Franco Berrino, epidemiologo dell'istituto dei tumori di Milano, cita uno studio del 1999 che non dimostrò una miglior sopravvivenza nei pazienti trattatti con il metodo Di Bella. Vai alla sezione


Franco Berrino, epidemiologo. Lavora all’istituto dei tumori di Milano dal 1975 dove è impegnato in vari progetti di ricerca e di prevenzione: dal registro dei tumori lombardo, agli studi Diana per le donne colpite dal cancro al seno.

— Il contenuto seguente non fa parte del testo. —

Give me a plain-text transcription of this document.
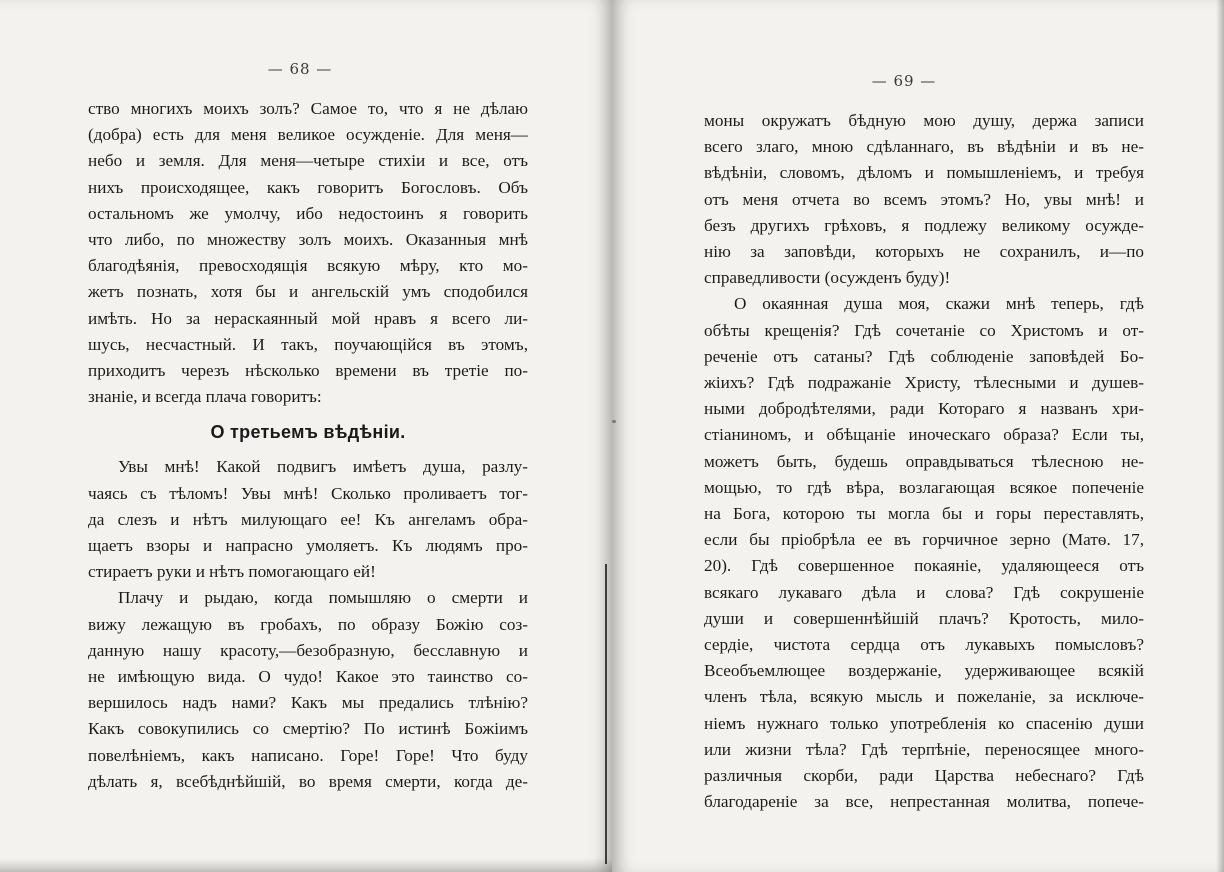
— 68 —
ство многихъ моихъ золъ? Самое то, что я не дѣлаю
(добра) есть для меня великое осужденіе. Для меня—
небо и земля. Для меня—четыре стихіи и все, отъ
нихъ происходящее, какъ говоритъ Богословъ. Объ
остальномъ же умолчу, ибо недостоинъ я говорить
что либо, по множеству золъ моихъ. Оказанныя мнѣ
благодѣянія, превосходящія всякую мѣру, кто мо-
жетъ познать, хотя бы и ангельскій умъ сподобился
имѣть. Но за нераскаянный мой нравъ я всего ли-
шусь, несчастный. И такъ, поучающійся въ этомъ,
приходитъ черезъ нѣсколько времени въ третіе по-
знаніе, и всегда плача говоритъ:
О третьемъ вѣдѣніи.
Увы мнѣ! Какой подвигъ имѣетъ душа, разлу-
чаясь съ тѣломъ! Увы мнѣ! Сколько проливаетъ тог-
да слезъ и нѣтъ милующаго ее! Къ ангеламъ обра-
щаетъ взоры и напрасно умоляетъ. Къ людямъ про-
стираетъ руки и нѣтъ помогающаго ей!
Плачу и рыдаю, когда помышляю о смерти и
вижу лежащую въ гробахъ, по образу Божію соз-
данную нашу красоту,—безобразную, бесславную и
не имѣющую вида. О чудо! Какое это таинство со-
вершилось надъ нами? Какъ мы предались тлѣнію?
Какъ совокупились со смертію? По истинѣ Божіимъ
повелѣніемъ, какъ написано. Горе! Горе! Что буду
дѣлать я, всебѣднѣйшій, во время смерти, когда де-
— 69 —
моны окружатъ бѣдную мою душу, держа записи
всего злаго, мною сдѣланнаго, въ вѣдѣніи и въ не-
вѣдѣніи, словомъ, дѣломъ и помышленіемъ, и требуя
отъ меня отчета во всемъ этомъ? Но, увы мнѣ! и
безъ другихъ грѣховъ, я подлежу великому осужде-
нію за заповѣди, которыхъ не сохранилъ, и—по
справедливости (осужденъ буду)!
О окаянная душа моя, скажи мнѣ теперь, гдѣ
обѣты крещенія? Гдѣ сочетаніе со Христомъ и от-
реченіе отъ сатаны? Гдѣ соблюденіе заповѣдей Бо-
жіихъ? Гдѣ подражаніе Христу, тѣлесными и душев-
ными добродѣтелями, ради Котораго я названъ хри-
стіаниномъ, и обѣщаніе иноческаго образа? Если ты,
можетъ быть, будешь оправдываться тѣлесною не-
мощью, то гдѣ вѣра, возлагающая всякое попеченіе
на Бога, которою ты могла бы и горы переставлять,
если бы пріобрѣла ее въ горчичное зерно (Матѳ. 17,
20). Гдѣ совершенное покаяніе, удаляющееся отъ
всякаго лукаваго дѣла и слова? Гдѣ сокрушеніе
души и совершеннѣйшій плачъ? Кротость, мило-
сердіе, чистота сердца отъ лукавыхъ помысловъ?
Всеобъемлющее воздержаніе, удерживающее всякій
членъ тѣла, всякую мысль и пожеланіе, за исключе-
ніемъ нужнаго только употребленія ко спасенію души
или жизни тѣла? Гдѣ терпѣніе, переносящее много-
различныя скорби, ради Царства небеснаго? Гдѣ
благодареніе за все, непрестанная молитва, попече-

Fra i suoi impegni la divulgazione dei principi della sana alimentazione, che fa attraverso conferenze e corsi di cucina aperti al pubblico e, a Cascina Rosa (il dipartimento di Medicina preventiva e predittiva dell’istituto), alle donne che hanno avuto un carcinoma mammario.

Professor Berrino cosa pensa della cura Di Bella?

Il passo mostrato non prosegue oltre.